Worse is to follow, because it then crawls up onto the bed where she is air-drying (below). Rather than… oh, I dunno, leaving the frickin’ bed, she opts instead to phone Dr. Hendricks for help. At his hotel. Across town. Fortunately, the snake hangs around while he gathers his equipment, charges out of his hotel, runs to Maggie’s house, breaks in with the aid of a convenient log and pins the snake against the wall. He then, in easily the film’s most disturbing moment, blows its head clean off with a revolver. I’m hoping this was either a really good effect, or it was already dead. The latter is more likely than the former. She then goes all hysterical, and the doctors slap each other. Like you do.
The dog-track opening goes ahead, complete with a parade of majorettes and cheer-leaders: because nothing says family fun like gambling on animals. Even though this would also seem like the kind of thing Lucifer should enjoy, the party atmosphere is sadly disrupted by an unexpected snake attack on little Kim Perry (top). Though unlike everyone else, she survives, her life apparently saved by her totes adorbs moppet status. Kim is played, in her feature debut, by a seven-year-old Christina Applegate.
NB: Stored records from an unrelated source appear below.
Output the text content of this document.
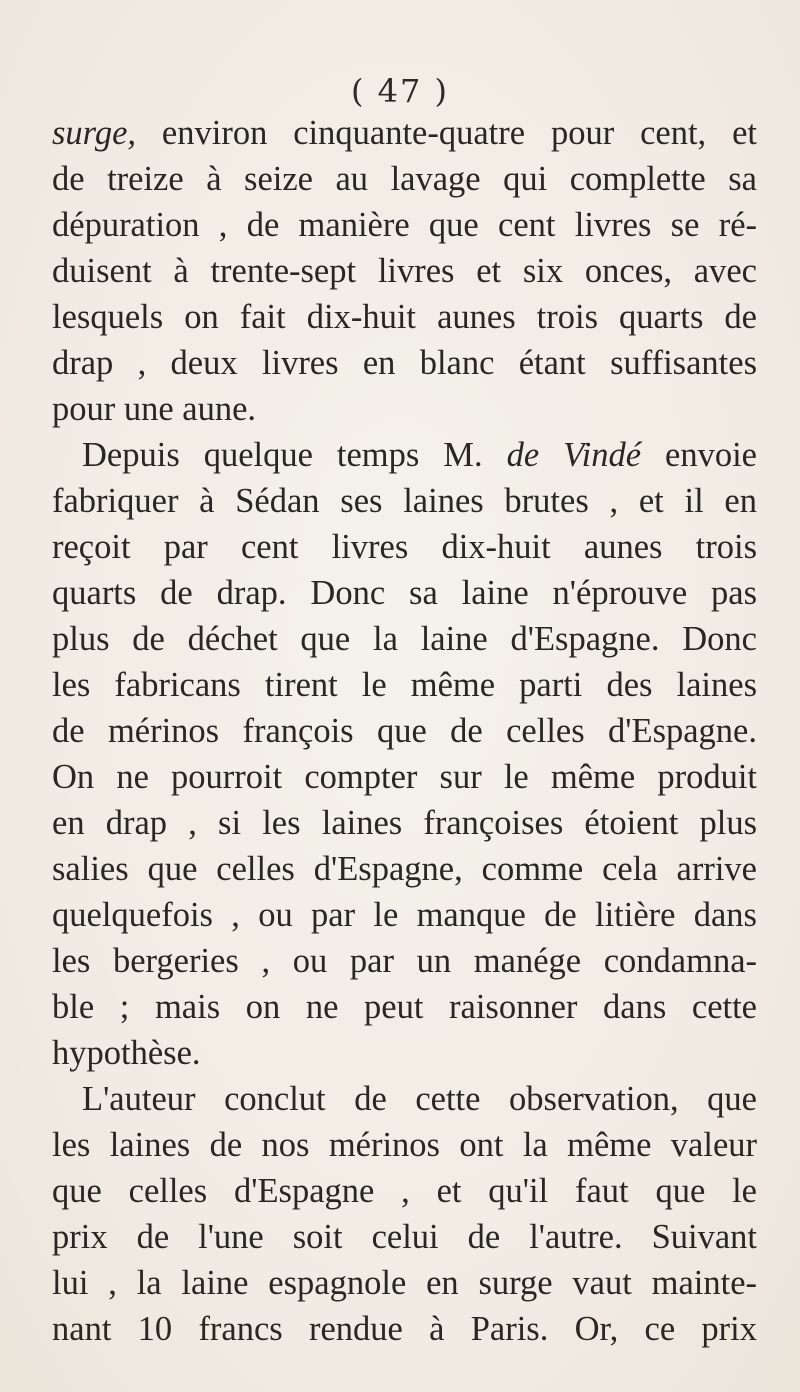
( 47 )
surge, environ cinquante-quatre pour cent, et
de treize à seize au lavage qui complette sa
dépuration , de manière que cent livres se ré-
duisent à trente-sept livres et six onces, avec
lesquels on fait dix-huit aunes trois quarts de
drap , deux livres en blanc étant suffisantes
pour une aune.
Depuis quelque temps M. de Vindé envoie
fabriquer à Sédan ses laines brutes , et il en
reçoit par cent livres dix-huit aunes trois
quarts de drap. Donc sa laine n'éprouve pas
plus de déchet que la laine d'Espagne. Donc
les fabricans tirent le même parti des laines
de mérinos françois que de celles d'Espagne.
On ne pourroit compter sur le même produit
en drap , si les laines françoises étoient plus
salies que celles d'Espagne, comme cela arrive
quelquefois , ou par le manque de litière dans
les bergeries , ou par un manége condamna-
ble ; mais on ne peut raisonner dans cette
hypothèse.
L'auteur conclut de cette observation, que
les laines de nos mérinos ont la même valeur
que celles d'Espagne , et qu'il faut que le
prix de l'une soit celui de l'autre. Suivant
lui , la laine espagnole en surge vaut mainte-
nant 10 francs rendue à Paris. Or, ce prix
Suffice to say, her career could only go uphill from here.
Eventually, Father Tom discovers the truth about his past, after a friendly chat with the local Monsignor (Norman Lloyd, who is still alive, and whose career survived this: at the time of writing he is the oldest working actor in Hollywood, at the age of 103). He overcomes a crisis of faith and decides, somewhat inexplicably, that the best way to address the situation, is run out of church, head for the cave where Maggie and Paul are stuck with the king cobra, and run in to it, yelling “SATAN!” Even more inexplicably, this approach actually works, helped by the spontaneous combustion of the cobra when presented with a crucifix. Things this movie teaches us: snakes make effective candles. I guess their spines act as wicks.
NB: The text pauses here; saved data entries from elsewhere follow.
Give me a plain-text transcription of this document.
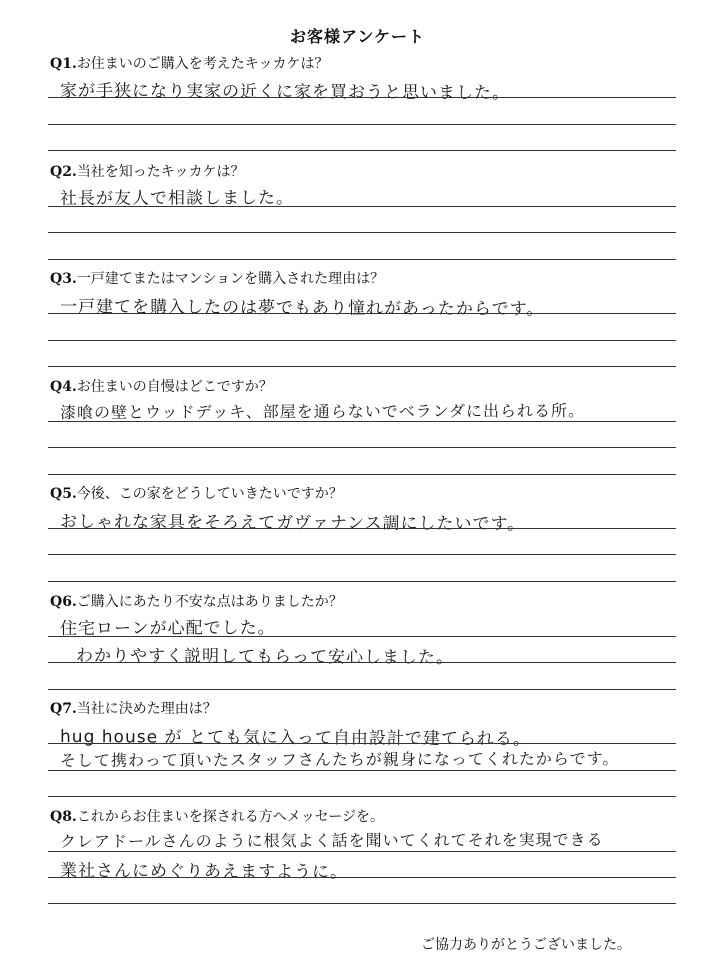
お客様アンケート
Q1.お住まいのご購入を考えたキッカケは？
家が手狭になり実家の近くに家を買おうと思いました。
Q2.当社を知ったキッカケは？
社長が友人で相談しました。
Q3.一戸建てまたはマンションを購入された理由は？
一戸建てを購入したのは夢でもあり憧れがあったからです。
Q4.お住まいの自慢はどこですか？
漆喰の壁とウッドデッキ、部屋を通らないでベランダに出られる所。
Q5.今後、この家をどうしていきたいですか？
おしゃれな家具をそろえてガヴァナンス調にしたいです。
Q6.ご購入にあたり不安な点はありましたか？
住宅ローンが心配でした。
わかりやすく説明してもらって安心しました。
Q7.当社に決めた理由は？
hug house が とても気に入って自由設計で建てられる。
そして携わって頂いたスタッフさんたちが親身になってくれたからです。
Q8.これからお住まいを探される方へメッセージを。
クレアドールさんのように根気よく話を聞いてくれてそれを実現できる
業社さんにめぐりあえますように。
ご協力ありがとうございました。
I do have to say, the snake wrangling is well done, with the actors and reptiles getting more up close and personal then I expected – or, at least, providing a convincing enough facsimile to be effective. It is a fairly rare example of the crossover between the animal and religious sub-genres of horror, popular over the previous decade – Zoltan, Hound of Dracula is about the only other which comes to mind. However, just because you can cross two disparate sub-genres, does not mean you should cross them. This is especially the case when you’re incapable of doing either justice.
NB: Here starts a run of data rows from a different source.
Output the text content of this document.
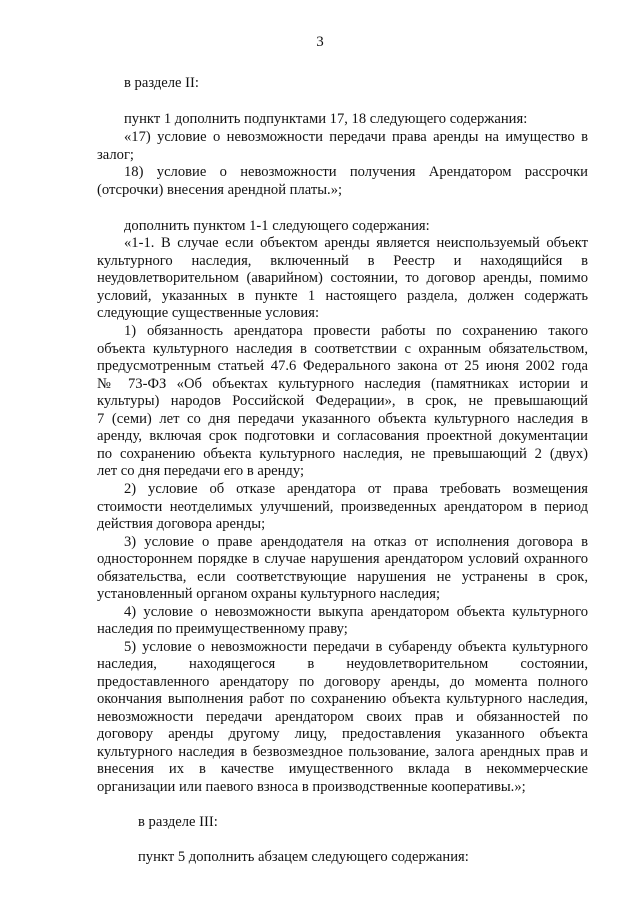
3
в разделе II:
пункт 1 дополнить подпунктами 17, 18 следующего содержания:
«17) условие о невозможности передачи права аренды на имущество в
залог;
18) условие о невозможности получения Арендатором рассрочки
(отсрочки) внесения арендной платы.»;
дополнить пунктом 1-1 следующего содержания:
«1-1. В случае если объектом аренды является неиспользуемый объект
культурного наследия, включенный в Реестр и находящийся в
неудовлетворительном (аварийном) состоянии, то договор аренды, помимо
условий, указанных в пункте 1 настоящего раздела, должен содержать
следующие существенные условия:
1) обязанность арендатора провести работы по сохранению такого
объекта культурного наследия в соответствии с охранным обязательством,
предусмотренным статьей 47.6 Федерального закона от 25 июня 2002 года
№ 73-ФЗ «Об объектах культурного наследия (памятниках истории и
культуры) народов Российской Федерации», в срок, не превышающий
7 (семи) лет со дня передачи указанного объекта культурного наследия в
аренду, включая срок подготовки и согласования проектной документации
по сохранению объекта культурного наследия, не превышающий 2 (двух)
лет со дня передачи его в аренду;
2) условие об отказе арендатора от права требовать возмещения
стоимости неотделимых улучшений, произведенных арендатором в период
действия договора аренды;
3) условие о праве арендодателя на отказ от исполнения договора в
одностороннем порядке в случае нарушения арендатором условий охранного
обязательства, если соответствующие нарушения не устранены в срок,
установленный органом охраны культурного наследия;
4) условие о невозможности выкупа арендатором объекта культурного
наследия по преимущественному праву;
5) условие о невозможности передачи в субаренду объекта культурного
наследия, находящегося в неудовлетворительном состоянии,
предоставленного арендатору по договору аренды, до момента полного
окончания выполнения работ по сохранению объекта культурного наследия,
невозможности передачи арендатором своих прав и обязанностей по
договору аренды другому лицу, предоставления указанного объекта
культурного наследия в безвозмездное пользование, залога арендных прав и
внесения их в качестве имущественного вклада в некоммерческие
организации или паевого взноса в производственные кооперативы.»;
в разделе III:
пункт 5 дополнить абзацем следующего содержания:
This was director Claver’s only movie: he was a long-time veteran of TV, and it shows in a style which feels made for 4:3 ratio, taking no advantage of any cinematic benefits. Instead, there’s so much here that makes you go “Eh?”, such as the fondness for looming snake silhouettes which appear whenever there’s about to be an attack. Except when they don’t. The film suffers from a terrible lack of such internal logic, to the point where the main reaction it provokes is a bemused, “Well, that certainly happened” expression. A deliciously loony premise like the one here deserves better, rather than leaving you to pine for the sharp wit of Mega Python vs. Gatoroid.